Le choix d’Olokola n’est pas fortuit. Ce site avait initialement été désigné par Dangote pour abriter sa méga-raffinerie et son complexe d’engrais, avant que le projet ne soit relocalisé à Lagos suite à des frictions avec les autorités locales. Aujourd’hui, un climat politique assaini et le besoin pressant d’infrastructures portuaires de pointe confèrent une nouvelle impulsion à cet emplacement stratégique, idéalement situé à une centaine de kilomètres des installations pétrochimiques de Dangote à Lekki.

Un carrefour stratégique pour le gaz, les engrais et les carburants

Conçu pour être le port le plus vaste et le plus profond du Nigéria, ce futur complexe maritime sur l’Atlantique a pour vocation de décongestionner les installations portuaires surchargées de Lagos, notamment le terminal en eau profonde de Lekki. Il offrira également une voie directe vers les marchés mondiaux pour les produits industriels et énergétiques du conglomérat Dangote.

« Il ne s’agit pas pour nous de tout accaparer, mais plutôt de stimuler l’émulation et d’encourager d’autres entrepreneurs à emboîter le pas », a souligné Dangote, affichant une vision incitative plutôt que monopolistique.
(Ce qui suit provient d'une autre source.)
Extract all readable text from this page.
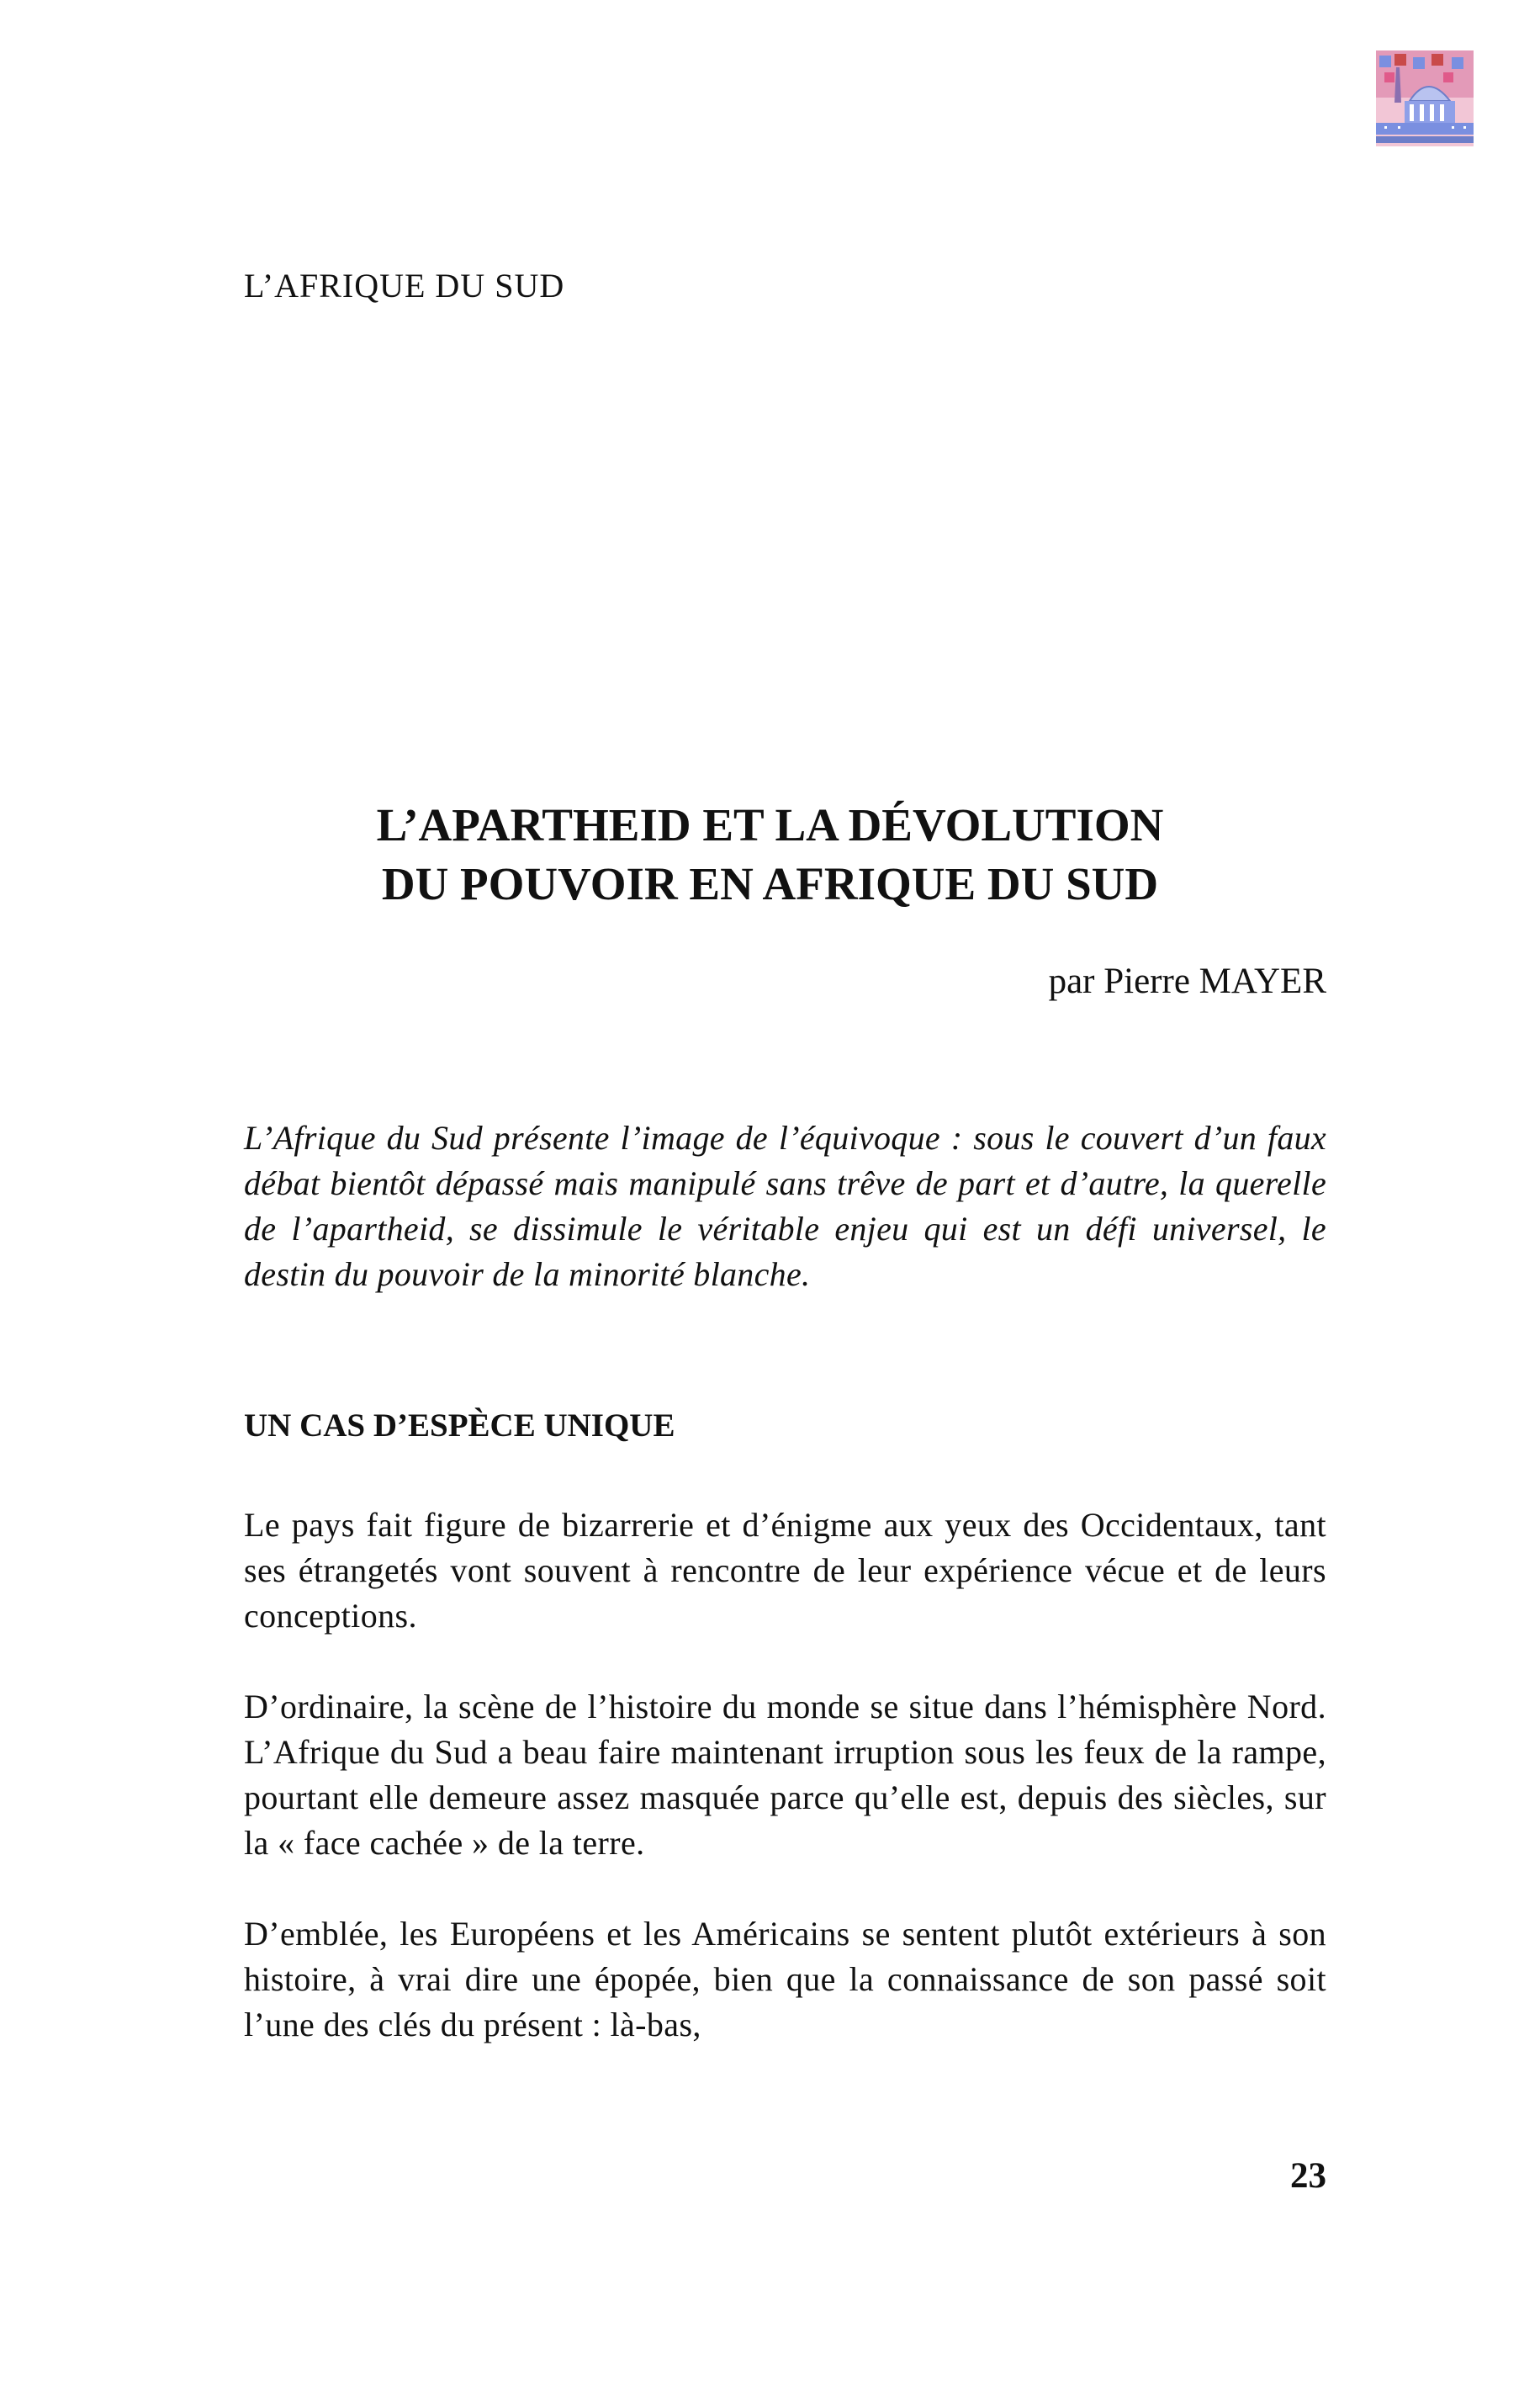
L’AFRIQUE DU SUD
L’APARTHEID ET LA DÉVOLUTION
DU POUVOIR EN AFRIQUE DU SUD

par Pierre MAYER

L’Afrique du Sud présente l’image de l’équivoque : sous le couvert d’un faux débat bientôt dépassé mais manipulé sans trêve de part et d’autre, la querelle de l’apartheid, se dissimule le véritable enjeu qui est un défi universel, le destin du pouvoir de la minorité blanche.

UN CAS D’ESPÈCE UNIQUE

Le pays fait figure de bizarrerie et d’énigme aux yeux des Occidentaux, tant ses étrangetés vont souvent à rencontre de leur expérience vécue et de leurs conceptions.

D’ordinaire, la scène de l’histoire du monde se situe dans l’hémisphère Nord. L’Afrique du Sud a beau faire maintenant irruption sous les feux de la rampe, pourtant elle demeure assez masquée parce qu’elle est, depuis des siècles, sur la « face cachée » de la terre.

D’emblée, les Européens et les Américains se sentent plutôt extérieurs à son histoire, à vrai dire une épopée, bien que la connaissance de son passé soit l’une des clés du présent : là-bas,

23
En pratique, ce port facilitera l’exportation de gaz naturel liquéfié (GNL) grâce à un pipeline envisagé entre le delta du Niger et le littoral sud. Il centralisera par ailleurs les opérations logistiques des engrais, actuellement acheminés depuis la jetée privée de sa raffinerie, et renforcera la synergie entre ses pôles industriels (raffinerie, usine d’urée, production de carburants) et les marchés de l’Afrique de l’Ouest.

L’audace du gaz : Un pari d’avenir

L’un des aspects les plus stratégiques de cette entreprise réside dans l’ambition de Dangote de pénétrer le marché du GNL, domaine jusqu’ici dominé par Nigeria LNG Ltd. (NLNG), une coentreprise étatique avec des géants mondiaux tels que Shell, TotalEnergies ou Eni.

« Notre objectif est de développer un projet d’une ampleur telle qu’il permettra d’acheminer un volume de gaz supérieur à ce que NLNG propose actuellement », a précisé Devakumar Edwin, vice-président du groupe.

Le modèle économique repose sur l’approvisionnement en gaz du delta du Niger, une région abondante en hydrocarbures où Dangote capte déjà du gaz pour alimenter son usine d’engrais et produire de l’ammoniac. À terme, ce pipeline pourrait évoluer en une colonne vertébrale énergétique nationale, débloquant le potentiel gazier nigérian et le valorisant sur la scène internationale.

Une intégration logistique ambitieuse, non sans controverses

En parallèle de ses projets portuaires et énergétiques, Dangote prévoit de lancer dès août 2025 la distribution de carburant à l’échelle nationale via une flotte de 4 000 camions-citernes. L’objectif est de maîtriser l’intégralité de la chaîne de valeur, de la raffinerie au point de vente.

Cette stratégie d’intégration verticale, déjà éprouvée avec succès dans le ciment et le sucre, suscite néanmoins des critiques. Certains accusent le groupe de chercher à instaurer un monopole dans le secteur pétrolier aval. Dangote rejette ces allégations, arguant que ses initiatives sont créatrices d’emplois, génératrices d’infrastructures et catalysent un effet d’entraînement bénéfique pour l’ensemble du tissu industriel.

La concrétisation du port d’Olokola transformera potentiellement le littoral sud-ouest du Nigéria en un pôle énergétique et logistique vital, modifiant les flux commerciaux, attirant de nouveaux investissements et réduisant la dépendance aux ports déjà saturés.